In the synagogue at Nazareth, Jesus read from the book of the prophet Isaiah, and began to say, "Today this scripture has been fulfilled in your hearing." All spoke well of him and were amazed at the gracious words that came from his mouth. They said, "Is not this Joseph's son?" He said to them, "Doubtless you will quote to me this proverb, 'Doctor, cure yourself!' And you will say, 'Do here also in your hometown the things that we have heard you did at Capernaum.'" And he said, "Truly I tell you, no prophet is accepted in the prophet's hometown. But the truth is, there were many widows in Israel in the time of Elijah, when the heaven was shut up three years and six months, and there was a severe famine over all the land; yet Elijah was sent to none of them except to a widow at Zarephath in Sidon. There were also many lepers in Israel in the time of the prophet Elisha, and none of them was cleansed except Naaman the Syrian." When they heard this, all in the synagogue were filled with rage. They got up, drove him out of the town, and led him to the brow of the hill on which their town was built, so that they might hurl him off the cliff. But he passed through the midst of them and went on his way.

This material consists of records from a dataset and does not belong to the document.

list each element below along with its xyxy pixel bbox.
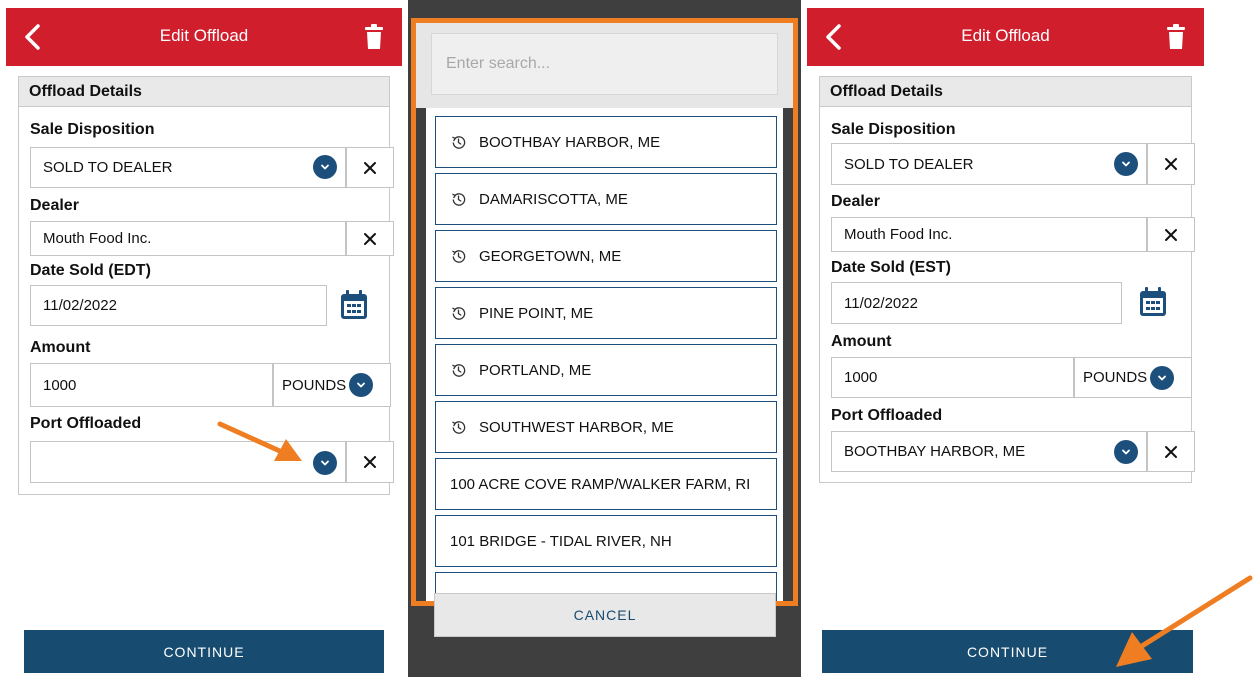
date-sold-label: Date Sold (EST) [831,259,952,276]
dealer-label: Dealer [30,197,79,214]
offload-details-card: Offload Details Sale Disposition SOLD TO… [18,76,394,495]
list-item-label: BOOTHBAY HARBOR, ME [479,133,661,151]
clear-dealer-button[interactable] [346,221,394,256]
dealer-value: Mouth Food Inc. [43,230,152,247]
unit-select[interactable]: POUNDS [1074,357,1192,398]
list-item[interactable]: PORTLAND, ME [435,344,777,396]
search-placeholder: Enter search... [446,55,551,72]
chevron-down-icon [1150,365,1175,390]
picker-search-area: Enter search... [416,23,793,108]
amount-field[interactable]: 1000 [30,363,273,407]
date-sold-value: 11/02/2022 [43,297,117,314]
chevron-down-icon[interactable] [313,451,337,475]
list-item-label: PORTLAND, ME [479,361,592,379]
trash-icon[interactable] [364,24,384,50]
clear-sale-disposition-button[interactable] [1147,143,1195,185]
date-sold-label: Date Sold (EDT) [30,262,151,279]
search-input[interactable]: Enter search... [431,33,778,95]
amount-label: Amount [30,339,91,356]
port-picker-modal: Enter search... BOOTHBAY HARBOR, ME DAMA… [408,0,801,677]
unit-select[interactable]: POUNDS [273,363,391,407]
amount-value: 1000 [43,376,77,394]
port-offloaded-label: Port Offloaded [831,407,943,424]
amount-value: 1000 [844,369,878,386]
amount-label: Amount [831,333,892,350]
trash-icon[interactable] [1166,24,1186,50]
list-item[interactable]: BOOTHBAY HARBOR, ME [435,116,777,168]
calendar-icon[interactable] [339,289,369,321]
close-icon [1165,158,1177,170]
sale-disposition-label: Sale Disposition [831,121,956,138]
dealer-field[interactable]: Mouth Food Inc. [30,221,346,256]
sale-disposition-select[interactable]: SOLD TO DEALER [30,147,346,188]
history-icon [452,420,466,434]
sale-disposition-label: Sale Disposition [30,121,155,138]
history-icon [452,135,466,149]
list-item-label: 100 ACRE COVE RAMP/WALKER FARM, RI [450,475,751,493]
clear-sale-disposition-button[interactable] [346,147,394,188]
sale-disposition-select[interactable]: SOLD TO DEALER [831,143,1147,185]
history-icon [452,306,466,320]
list-item-label: SOUTHWEST HARBOR, ME [479,418,674,436]
chevron-down-icon[interactable] [1114,440,1138,464]
port-list: BOOTHBAY HARBOR, ME DAMARISCOTTA, ME GEO… [426,108,783,601]
dealer-field[interactable]: Mouth Food Inc. [831,217,1147,252]
list-item-label: 101 BRIDGE - TIDAL RIVER, NH [450,532,672,550]
port-offloaded-value: BOOTHBAY HARBOR, ME [844,443,1026,460]
date-sold-field[interactable]: 11/02/2022 [30,285,327,326]
list-item[interactable]: DAMARISCOTTA, ME [435,173,777,225]
date-sold-value: 11/02/2022 [844,294,918,312]
cancel-button[interactable]: CANCEL [434,593,776,637]
offload-details-card: Offload Details Sale Disposition SOLD TO… [819,76,1195,483]
port-offloaded-label: Port Offloaded [30,415,142,432]
sale-disposition-value: SOLD TO DEALER [844,155,974,173]
section-title: Offload Details [19,77,389,107]
chevron-down-icon[interactable] [1114,152,1138,176]
picker-highlight-frame: Enter search... BOOTHBAY HARBOR, ME DAMA… [411,18,798,606]
offload-form-screen-left: Edit Offload Offload Details Sale Dispos… [6,0,402,677]
list-item[interactable]: SOUTHWEST HARBOR, ME [435,401,777,453]
chevron-down-icon [349,373,374,397]
app-header: Edit Offload [6,8,402,66]
continue-button[interactable]: CONTINUE [24,630,384,673]
section-title: Offload Details [820,77,1191,107]
clear-port-offloaded-button[interactable] [346,441,394,483]
chevron-down-icon[interactable] [313,155,337,179]
list-item-label: GEORGETOWN, ME [479,247,622,265]
unit-value: POUNDS [282,376,347,394]
clear-port-offloaded-button[interactable] [1147,431,1195,472]
list-item[interactable]: 100 ACRE COVE RAMP/WALKER FARM, RI [435,458,777,510]
annotation-arrow-icon [217,421,302,461]
app-header: Edit Offload [807,8,1204,66]
close-icon [1165,445,1177,458]
list-item[interactable]: PINE POINT, ME [435,287,777,339]
history-icon [452,363,466,377]
list-item[interactable]: 101 BRIDGE - TIDAL RIVER, NH [435,515,777,567]
close-icon [364,232,376,245]
date-sold-field[interactable]: 11/02/2022 [831,282,1122,324]
dealer-label: Dealer [831,193,880,210]
close-icon [364,161,376,174]
close-icon [1165,228,1177,241]
history-icon [452,249,466,263]
calendar-icon[interactable] [1138,286,1168,318]
unit-value: POUNDS [1083,369,1148,386]
page-title: Edit Offload [961,26,1050,45]
sale-disposition-value: SOLD TO DEALER [43,159,173,176]
port-offloaded-select[interactable]: BOOTHBAY HARBOR, ME [831,431,1147,472]
page-title: Edit Offload [159,26,249,45]
annotation-arrow-icon [1116,575,1253,667]
amount-field[interactable]: 1000 [831,357,1074,398]
history-icon [452,192,466,206]
list-item-label: DAMARISCOTTA, ME [479,190,628,208]
dealer-value: Mouth Food Inc. [844,226,953,243]
list-item-label: PINE POINT, ME [479,304,594,322]
close-icon [364,456,376,468]
clear-dealer-button[interactable] [1147,217,1195,252]
list-item[interactable]: GEORGETOWN, ME [435,230,777,282]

“Familiarity breeds contempt,” and attitudes about Jesus in Nazareth were no different.  “Just who does he think he is?” we can imagine the people saying.  There is an arrogance that accompanies the prophet, and we need to remember that Luke is portraying Jesus just as that – a prophet – arrogant and pronouncing God’s word for “the now”.  Our jealousy about our own status and well being can deafen us from hearing the Good News.  Jesus reads the passage from Isaiah that outlines just exactly what the Kingdom of God should look like, and when he pronounces that “this has been fulfilled in your hearing”, they cannot accept the Good News.

Perhaps one of the difficulties is that they, and we, have a predetermined notion of what that Good News needs to sound like.  The Nazarenes may have been thinking, “Roman oppression, poverty, grueling work – doesn’t sound like the messianic era to me!”  And we wonder why people don’t come into our churches.  Perhaps if we were more attuned to the message – and understood as well as articulated the message.  The anger that Jesus’ message arouses in his neighbors, does not stir in our hearts.  Our time doesn’t get angry about the audaciousness of what Jesus says.  Our time just ignores it – it is irrelevant. 

Breaking open the Gospel:
  1. What in the Gospel makes you uncomfortable?
  2. Reading the passage from Isaiah 61, (he has anointed me to bring good news to the poor. He has sent me to proclaim release to the captives and recovery of sight to the blind, to let the oppressed go free, to proclaim the year of the Lord's favor.") what might that compel you to do politically, or in your prayer life, or in your life of philanthropy.
  3. Is your religion a religion of tomorrow or of today.
  4. Now, what do you understand by the term, “The year of the Lord’s favor”?

After breaking open the Word, you might want to pray the Collect for Sunday:

Almighty and everlasting God, you govern all things both in heaven and on earth: Mercifully hear the supplications of your people, and in our time grant us your peace; through Jesus Christ our Lord, who lives and reigns with you and the Holy Spirit, one God, for ever and ever. Amen.